Boardman takes a slightly different stance, applauding government plans such as Bus Back Better. The strategy makes it clear funding for buses will not be given if it’s at the detriment of active travel, he says.
On a local level, Manchester has a plan to improve infrastructure for cyclists and pedestrians with money behind it.
“The government and Andy Burnham are very much aligned,” says Boardman. “We can deliver their policies because everyone agrees.”
It’s not a position Boardman is used to being in, considering Burnham, Manchester as a whole and the Conservative government come at things from very different ends of the political spectrum: “This is a strange place, and we’re not quite sure what to do with it.”
Boardman does, however, stress the government must remain committed.
“If we’re going to change street space so buses and active travel get a higher priority, we need the government to back that with regulations and funding,” he adds.
The debate around cycling and the future of sustainable transport is a complicated and far-extending web, one that even a brief foray into can leave you feeling bamboozled.
This is, of course, emphasised by the alarming reality of what’s at stake and animating the discussions in the first place: the climate crisis.
There is an oscillation between sensing the importance of even the smallest decisions and commitments when discussing sustainable transport and the debilitating sense of this debate being only one small part of an almighty struggle.
“It’s emotionally rinsing to be involved in it, on a personal level,” he explains. “When you care, it’s all personal and you can’t do anything about that.

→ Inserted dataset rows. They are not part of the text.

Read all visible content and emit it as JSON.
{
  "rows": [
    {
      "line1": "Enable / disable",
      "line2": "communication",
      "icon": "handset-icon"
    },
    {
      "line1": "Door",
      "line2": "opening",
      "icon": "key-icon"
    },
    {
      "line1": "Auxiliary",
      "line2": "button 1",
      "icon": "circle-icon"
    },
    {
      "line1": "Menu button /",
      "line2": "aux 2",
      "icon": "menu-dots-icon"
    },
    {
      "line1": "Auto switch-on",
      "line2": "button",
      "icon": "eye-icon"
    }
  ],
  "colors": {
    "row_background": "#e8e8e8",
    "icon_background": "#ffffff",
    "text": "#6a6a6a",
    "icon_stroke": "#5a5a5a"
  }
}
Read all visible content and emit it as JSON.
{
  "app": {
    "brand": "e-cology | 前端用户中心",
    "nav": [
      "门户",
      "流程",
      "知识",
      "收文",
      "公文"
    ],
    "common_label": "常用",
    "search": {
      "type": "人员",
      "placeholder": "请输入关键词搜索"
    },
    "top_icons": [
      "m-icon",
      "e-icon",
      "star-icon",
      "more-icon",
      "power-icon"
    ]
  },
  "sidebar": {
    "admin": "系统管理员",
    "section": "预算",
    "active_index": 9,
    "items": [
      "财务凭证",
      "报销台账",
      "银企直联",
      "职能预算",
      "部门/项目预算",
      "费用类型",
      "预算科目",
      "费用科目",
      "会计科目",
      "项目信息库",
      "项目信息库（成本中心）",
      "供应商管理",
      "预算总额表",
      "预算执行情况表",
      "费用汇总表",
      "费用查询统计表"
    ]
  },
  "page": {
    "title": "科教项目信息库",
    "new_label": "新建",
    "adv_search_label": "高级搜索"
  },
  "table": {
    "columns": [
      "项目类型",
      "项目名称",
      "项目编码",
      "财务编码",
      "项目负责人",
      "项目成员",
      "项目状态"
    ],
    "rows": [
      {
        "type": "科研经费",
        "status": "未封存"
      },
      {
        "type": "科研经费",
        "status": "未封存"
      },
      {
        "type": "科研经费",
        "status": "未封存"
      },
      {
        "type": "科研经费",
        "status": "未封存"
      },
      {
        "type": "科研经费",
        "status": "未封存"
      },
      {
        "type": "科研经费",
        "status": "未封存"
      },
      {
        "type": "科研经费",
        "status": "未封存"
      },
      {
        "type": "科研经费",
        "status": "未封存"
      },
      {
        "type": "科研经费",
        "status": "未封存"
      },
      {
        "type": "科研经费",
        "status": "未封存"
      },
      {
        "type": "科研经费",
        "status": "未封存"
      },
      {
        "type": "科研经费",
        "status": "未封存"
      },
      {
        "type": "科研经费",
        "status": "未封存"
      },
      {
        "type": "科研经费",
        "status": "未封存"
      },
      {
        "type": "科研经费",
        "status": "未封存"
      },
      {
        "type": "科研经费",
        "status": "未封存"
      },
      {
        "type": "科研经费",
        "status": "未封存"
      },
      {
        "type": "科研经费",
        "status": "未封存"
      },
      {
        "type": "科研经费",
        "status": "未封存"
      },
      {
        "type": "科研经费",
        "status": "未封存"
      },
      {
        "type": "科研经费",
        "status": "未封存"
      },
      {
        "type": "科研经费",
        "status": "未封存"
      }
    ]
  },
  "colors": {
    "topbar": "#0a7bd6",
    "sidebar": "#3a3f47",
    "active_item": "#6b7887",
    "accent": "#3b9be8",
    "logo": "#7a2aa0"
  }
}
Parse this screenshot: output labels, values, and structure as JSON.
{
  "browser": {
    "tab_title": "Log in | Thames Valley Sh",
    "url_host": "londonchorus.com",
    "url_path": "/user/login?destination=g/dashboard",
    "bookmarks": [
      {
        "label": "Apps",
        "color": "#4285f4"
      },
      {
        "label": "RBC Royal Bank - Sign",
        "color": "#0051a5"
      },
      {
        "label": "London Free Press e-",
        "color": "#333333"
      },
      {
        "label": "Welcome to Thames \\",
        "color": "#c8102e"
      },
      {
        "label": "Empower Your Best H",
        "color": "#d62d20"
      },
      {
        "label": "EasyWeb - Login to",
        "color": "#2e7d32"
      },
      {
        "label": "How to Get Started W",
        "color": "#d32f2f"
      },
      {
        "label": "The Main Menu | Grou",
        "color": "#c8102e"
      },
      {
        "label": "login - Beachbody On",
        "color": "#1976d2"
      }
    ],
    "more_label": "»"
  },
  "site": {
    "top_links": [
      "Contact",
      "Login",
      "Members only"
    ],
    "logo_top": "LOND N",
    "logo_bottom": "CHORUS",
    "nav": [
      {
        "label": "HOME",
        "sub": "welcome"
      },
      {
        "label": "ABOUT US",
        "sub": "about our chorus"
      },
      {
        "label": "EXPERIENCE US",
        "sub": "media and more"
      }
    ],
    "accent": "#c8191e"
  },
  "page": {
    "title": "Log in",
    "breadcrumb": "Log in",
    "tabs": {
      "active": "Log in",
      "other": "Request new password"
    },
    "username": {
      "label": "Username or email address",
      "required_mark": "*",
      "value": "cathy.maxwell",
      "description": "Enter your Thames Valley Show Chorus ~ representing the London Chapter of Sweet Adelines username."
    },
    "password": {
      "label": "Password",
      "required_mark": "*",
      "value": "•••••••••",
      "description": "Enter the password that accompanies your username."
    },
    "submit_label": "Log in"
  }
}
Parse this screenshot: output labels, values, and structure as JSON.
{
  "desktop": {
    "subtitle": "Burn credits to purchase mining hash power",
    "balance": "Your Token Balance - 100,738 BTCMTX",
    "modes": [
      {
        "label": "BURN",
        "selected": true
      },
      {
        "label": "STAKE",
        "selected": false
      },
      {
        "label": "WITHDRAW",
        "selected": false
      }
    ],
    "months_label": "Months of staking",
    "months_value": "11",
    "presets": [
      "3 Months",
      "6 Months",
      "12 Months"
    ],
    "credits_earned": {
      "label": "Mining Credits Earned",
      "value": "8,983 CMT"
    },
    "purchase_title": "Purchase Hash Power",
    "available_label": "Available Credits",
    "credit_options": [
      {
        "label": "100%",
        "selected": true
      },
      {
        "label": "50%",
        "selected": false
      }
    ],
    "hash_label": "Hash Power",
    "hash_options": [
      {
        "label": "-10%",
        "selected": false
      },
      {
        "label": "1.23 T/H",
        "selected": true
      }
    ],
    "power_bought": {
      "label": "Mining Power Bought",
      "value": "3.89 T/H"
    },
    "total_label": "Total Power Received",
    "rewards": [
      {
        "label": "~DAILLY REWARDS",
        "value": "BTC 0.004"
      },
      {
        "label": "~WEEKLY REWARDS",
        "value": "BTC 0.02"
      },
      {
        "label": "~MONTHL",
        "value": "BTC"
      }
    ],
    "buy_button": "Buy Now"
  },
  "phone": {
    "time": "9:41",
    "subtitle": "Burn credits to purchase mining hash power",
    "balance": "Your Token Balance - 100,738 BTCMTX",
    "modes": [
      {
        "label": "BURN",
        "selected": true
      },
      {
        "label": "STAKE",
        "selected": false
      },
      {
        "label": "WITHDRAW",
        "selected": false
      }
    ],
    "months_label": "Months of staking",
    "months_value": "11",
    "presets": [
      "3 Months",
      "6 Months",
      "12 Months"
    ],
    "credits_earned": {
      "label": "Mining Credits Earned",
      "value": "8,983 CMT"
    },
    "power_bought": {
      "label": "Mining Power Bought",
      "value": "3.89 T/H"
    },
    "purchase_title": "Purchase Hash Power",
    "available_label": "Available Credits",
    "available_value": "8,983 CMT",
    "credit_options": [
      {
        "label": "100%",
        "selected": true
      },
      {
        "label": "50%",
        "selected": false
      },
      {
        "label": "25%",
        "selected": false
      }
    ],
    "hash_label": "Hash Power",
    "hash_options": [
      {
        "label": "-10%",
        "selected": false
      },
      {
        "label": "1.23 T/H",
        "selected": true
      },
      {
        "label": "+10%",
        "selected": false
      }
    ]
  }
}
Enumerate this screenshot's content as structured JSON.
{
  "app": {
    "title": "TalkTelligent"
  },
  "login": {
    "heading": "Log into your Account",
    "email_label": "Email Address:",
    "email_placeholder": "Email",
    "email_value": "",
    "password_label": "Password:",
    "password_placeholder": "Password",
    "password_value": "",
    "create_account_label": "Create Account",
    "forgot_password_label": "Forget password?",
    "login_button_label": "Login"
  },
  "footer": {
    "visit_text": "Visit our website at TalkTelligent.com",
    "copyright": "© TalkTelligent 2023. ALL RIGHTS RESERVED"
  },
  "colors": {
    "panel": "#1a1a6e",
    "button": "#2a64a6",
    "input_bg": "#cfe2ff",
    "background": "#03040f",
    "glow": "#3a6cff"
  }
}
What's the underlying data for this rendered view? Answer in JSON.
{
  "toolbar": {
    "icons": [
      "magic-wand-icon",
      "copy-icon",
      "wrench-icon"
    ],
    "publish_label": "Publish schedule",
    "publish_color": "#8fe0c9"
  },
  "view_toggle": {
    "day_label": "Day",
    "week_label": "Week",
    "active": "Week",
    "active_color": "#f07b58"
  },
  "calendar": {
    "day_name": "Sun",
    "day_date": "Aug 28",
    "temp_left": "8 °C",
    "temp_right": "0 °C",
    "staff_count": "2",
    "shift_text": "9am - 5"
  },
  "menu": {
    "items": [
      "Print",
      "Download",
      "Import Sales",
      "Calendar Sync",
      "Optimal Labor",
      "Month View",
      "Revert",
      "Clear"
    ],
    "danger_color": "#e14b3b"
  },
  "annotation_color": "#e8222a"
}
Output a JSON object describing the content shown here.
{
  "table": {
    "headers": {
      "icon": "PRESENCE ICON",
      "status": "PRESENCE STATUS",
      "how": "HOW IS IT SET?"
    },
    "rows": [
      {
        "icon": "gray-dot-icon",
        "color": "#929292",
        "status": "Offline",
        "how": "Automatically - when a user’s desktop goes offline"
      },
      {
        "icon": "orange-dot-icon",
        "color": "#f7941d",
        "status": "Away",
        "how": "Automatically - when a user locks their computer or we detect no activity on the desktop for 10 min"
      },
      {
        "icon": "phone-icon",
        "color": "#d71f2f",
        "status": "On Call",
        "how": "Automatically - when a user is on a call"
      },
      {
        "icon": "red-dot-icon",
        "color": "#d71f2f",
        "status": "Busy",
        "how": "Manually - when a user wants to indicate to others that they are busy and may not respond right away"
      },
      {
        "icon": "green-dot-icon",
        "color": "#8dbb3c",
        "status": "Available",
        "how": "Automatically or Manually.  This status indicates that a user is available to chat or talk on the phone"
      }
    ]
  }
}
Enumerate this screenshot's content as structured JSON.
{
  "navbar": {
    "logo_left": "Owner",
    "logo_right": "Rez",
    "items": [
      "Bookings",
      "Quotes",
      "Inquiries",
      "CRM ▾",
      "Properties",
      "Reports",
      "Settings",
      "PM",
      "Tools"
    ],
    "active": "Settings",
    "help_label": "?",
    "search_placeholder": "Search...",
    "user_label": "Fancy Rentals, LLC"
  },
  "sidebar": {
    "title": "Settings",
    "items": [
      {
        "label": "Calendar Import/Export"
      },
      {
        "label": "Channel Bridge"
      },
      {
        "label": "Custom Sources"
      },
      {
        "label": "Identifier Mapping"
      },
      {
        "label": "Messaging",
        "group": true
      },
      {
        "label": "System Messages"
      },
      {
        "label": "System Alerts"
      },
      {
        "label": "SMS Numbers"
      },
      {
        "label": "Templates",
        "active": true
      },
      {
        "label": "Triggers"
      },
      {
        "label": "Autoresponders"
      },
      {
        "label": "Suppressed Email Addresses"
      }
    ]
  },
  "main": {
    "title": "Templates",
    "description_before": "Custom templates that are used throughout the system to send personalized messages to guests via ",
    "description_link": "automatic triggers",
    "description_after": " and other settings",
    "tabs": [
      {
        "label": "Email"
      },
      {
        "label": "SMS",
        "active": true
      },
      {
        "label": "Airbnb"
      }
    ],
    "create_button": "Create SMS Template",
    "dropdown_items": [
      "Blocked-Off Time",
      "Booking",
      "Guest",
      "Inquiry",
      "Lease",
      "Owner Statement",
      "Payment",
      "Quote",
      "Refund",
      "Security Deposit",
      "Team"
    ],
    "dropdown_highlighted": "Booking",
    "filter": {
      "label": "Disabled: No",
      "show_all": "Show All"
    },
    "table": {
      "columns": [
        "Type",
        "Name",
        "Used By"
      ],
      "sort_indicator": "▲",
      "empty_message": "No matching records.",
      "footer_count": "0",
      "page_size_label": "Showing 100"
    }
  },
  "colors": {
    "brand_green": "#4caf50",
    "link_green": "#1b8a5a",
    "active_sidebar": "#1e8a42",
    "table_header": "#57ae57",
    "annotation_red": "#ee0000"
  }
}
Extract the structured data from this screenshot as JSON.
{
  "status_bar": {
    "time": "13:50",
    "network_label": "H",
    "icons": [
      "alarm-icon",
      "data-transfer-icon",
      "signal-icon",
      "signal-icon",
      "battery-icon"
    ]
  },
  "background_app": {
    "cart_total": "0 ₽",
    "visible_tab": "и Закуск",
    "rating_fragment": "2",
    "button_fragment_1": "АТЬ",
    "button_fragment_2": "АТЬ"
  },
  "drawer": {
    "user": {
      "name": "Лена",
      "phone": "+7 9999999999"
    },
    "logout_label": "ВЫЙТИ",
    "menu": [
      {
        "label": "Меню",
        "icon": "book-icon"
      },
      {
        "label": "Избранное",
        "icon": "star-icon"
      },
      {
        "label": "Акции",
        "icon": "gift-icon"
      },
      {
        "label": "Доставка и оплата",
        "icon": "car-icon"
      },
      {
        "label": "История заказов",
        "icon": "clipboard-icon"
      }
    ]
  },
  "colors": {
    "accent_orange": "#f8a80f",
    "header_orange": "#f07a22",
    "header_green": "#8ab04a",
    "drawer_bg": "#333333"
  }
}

It eats into your life. The people I’m involved with – and myself – there’s quite a personal cost to it because you are mentally absorbed. But it’s important. It’s not hyperbole to say it’s planet-saving stuff right now.”
In the last 10 years alone, Boardman says we have seen more than 20 billion more miles being driven on unclassified roads – roads not a motorway, A-road or B-road in the UK – which is a 44 per cent increase in a decade.
Ever the optimist when it comes to the opportunity for cycling, Boardman says that, in a perverse way, it should offer the potential for change.
“Look how much shift you can get in a decade. That happened. And we can do that the other way.”
This won’t happen in one fell swoop, but Boardman and Cycling UK are both adamant cycling can play a central role in the fight against climate change, thanks to everything else it can offer beyond being a zero-emissions mode of transport.
“That’s before we even start talking about the health, mental health, reduction in congestion and pollution benefits,” says Gallagher. “Even if it were just for fighting climate change, cycling would be a great tool, but there’s so much more it can offer.”
Ultimately, despite the opportunity presented by active travel, cycling has largely been bypassed by COP26’s global agenda, but the continued progress in cities such as Paris and Manchester, along with the growing voice – and network – of cycling’s advocates, show there’s some hope yet.
As momentum around the climate change discussion grows, cycling needs to stake its claim as a viable solution, according to Boardman.
“What’s fortunate for us is [that you can] pick any crisis and we’re the answer,” Boardman adds. “Health, climate, pollution, social cohesion, equity. We’re not just on a sturdy soapbox, we’re on lots of sturdy soapboxes. Right now, we have to make it a common language.”